The warmth moved inward through her skin until it touched her soul, and for one glorious moment she felt at peace.

She sat as still as she was able, for if she moved, the spell might vanish. Peter's heart thumped against her cheek, the sound of it loud, so reassuringly there. It seemed incredible that this man, whom she'd thought so dangerous, was so undeniably safe.

She lifted her head and looked at him, the slight stubble on his chin grazing her forehead. A tremor went through her that he seemed to feel, also, for he looked down at her and the expression in his eyes softened.

At the sight of Peter's lips, so warm, full and close, her lips parted. For an instant only, his lips touched hers, long enough to comfort, and then deny.

Sucking in a ragged breath, Jann pulled away.

He straightened, also, seeming to turn inward, away from her, separate.

After a very long moment he spoke to her again. "Why didn't you notify me when Claire was taken ill?" His voice cracked as he spoke as though from disuse.

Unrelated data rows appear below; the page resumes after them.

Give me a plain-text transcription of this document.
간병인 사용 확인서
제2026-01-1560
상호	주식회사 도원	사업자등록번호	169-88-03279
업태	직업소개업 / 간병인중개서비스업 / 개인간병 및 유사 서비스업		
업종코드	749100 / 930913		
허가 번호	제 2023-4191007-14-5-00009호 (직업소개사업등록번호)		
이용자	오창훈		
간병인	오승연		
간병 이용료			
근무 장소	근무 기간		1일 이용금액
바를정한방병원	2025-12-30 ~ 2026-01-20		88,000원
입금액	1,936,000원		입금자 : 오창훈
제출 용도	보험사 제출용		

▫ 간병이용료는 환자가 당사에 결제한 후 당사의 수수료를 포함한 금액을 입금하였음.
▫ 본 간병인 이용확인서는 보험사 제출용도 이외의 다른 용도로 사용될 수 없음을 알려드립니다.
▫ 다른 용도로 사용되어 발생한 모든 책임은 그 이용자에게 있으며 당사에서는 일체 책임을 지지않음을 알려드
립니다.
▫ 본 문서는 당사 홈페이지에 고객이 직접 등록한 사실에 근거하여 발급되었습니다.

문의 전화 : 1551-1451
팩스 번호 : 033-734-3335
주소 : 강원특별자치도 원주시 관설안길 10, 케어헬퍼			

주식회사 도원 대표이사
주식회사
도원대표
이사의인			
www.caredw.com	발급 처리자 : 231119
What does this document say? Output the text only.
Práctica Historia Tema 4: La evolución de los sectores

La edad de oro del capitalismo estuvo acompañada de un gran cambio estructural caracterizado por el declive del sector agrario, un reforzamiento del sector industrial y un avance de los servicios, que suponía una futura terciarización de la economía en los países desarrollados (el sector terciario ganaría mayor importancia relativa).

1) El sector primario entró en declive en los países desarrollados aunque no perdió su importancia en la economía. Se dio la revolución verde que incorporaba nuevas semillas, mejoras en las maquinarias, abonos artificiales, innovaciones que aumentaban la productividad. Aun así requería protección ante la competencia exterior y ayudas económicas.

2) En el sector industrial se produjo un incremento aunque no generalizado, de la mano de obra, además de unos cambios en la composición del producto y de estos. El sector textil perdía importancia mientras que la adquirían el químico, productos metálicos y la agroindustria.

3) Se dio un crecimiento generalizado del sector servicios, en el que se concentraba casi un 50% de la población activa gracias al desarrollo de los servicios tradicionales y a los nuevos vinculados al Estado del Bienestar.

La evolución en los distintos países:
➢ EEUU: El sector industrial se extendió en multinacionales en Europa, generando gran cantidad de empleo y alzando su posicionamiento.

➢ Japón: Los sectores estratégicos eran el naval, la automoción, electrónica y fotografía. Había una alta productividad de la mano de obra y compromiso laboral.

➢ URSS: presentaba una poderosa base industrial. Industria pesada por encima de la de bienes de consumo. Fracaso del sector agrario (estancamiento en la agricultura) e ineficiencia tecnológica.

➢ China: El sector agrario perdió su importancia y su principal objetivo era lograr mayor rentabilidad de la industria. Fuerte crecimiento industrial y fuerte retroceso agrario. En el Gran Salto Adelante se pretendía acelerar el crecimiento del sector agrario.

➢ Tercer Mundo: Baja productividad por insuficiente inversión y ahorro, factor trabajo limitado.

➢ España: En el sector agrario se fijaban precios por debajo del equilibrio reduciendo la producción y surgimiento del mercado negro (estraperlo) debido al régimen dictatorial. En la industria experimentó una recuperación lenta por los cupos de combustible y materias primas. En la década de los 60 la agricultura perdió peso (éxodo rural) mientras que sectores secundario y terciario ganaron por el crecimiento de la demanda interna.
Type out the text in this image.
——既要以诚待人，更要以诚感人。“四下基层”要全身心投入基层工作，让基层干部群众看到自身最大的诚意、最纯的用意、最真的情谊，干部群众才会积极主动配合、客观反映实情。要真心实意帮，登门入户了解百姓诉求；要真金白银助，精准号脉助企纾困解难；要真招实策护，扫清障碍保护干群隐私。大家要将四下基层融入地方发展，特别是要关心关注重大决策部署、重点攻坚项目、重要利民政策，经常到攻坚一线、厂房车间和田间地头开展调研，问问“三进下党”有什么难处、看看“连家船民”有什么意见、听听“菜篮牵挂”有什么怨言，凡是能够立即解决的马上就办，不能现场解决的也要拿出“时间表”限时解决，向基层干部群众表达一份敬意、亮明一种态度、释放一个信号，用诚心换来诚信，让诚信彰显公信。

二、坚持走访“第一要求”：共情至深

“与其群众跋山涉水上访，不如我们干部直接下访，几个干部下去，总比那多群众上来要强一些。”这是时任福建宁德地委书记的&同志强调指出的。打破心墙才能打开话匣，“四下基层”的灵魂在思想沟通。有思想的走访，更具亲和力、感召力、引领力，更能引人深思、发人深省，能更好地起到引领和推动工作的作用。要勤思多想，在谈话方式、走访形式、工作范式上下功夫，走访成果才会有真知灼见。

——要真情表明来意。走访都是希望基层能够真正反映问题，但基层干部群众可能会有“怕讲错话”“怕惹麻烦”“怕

Jann shivered, feeling as bad again now as she had before. She had intended to phone Boston, to contact the scratched-out number she could barely distinguish in Claire's address book.

But Claire had said no, had in fact screamed it long and frighteningly. Jann and Ruby had stared at each other helplessly, amazed at Claire's vocal and insistent refusal to contact her brother. And at the time, they hadn't realized it would matter. They had never imagined that three days later, Claire would be dead.

It mattered now.

"Claire didn't want us to," Jann explained, the words sounding ridiculous, the pain in Peter's eyes rubbing her heart to the quick.

"Didn't want you to?" he demanded incredulously. "Surely she was past knowing what she wanted?"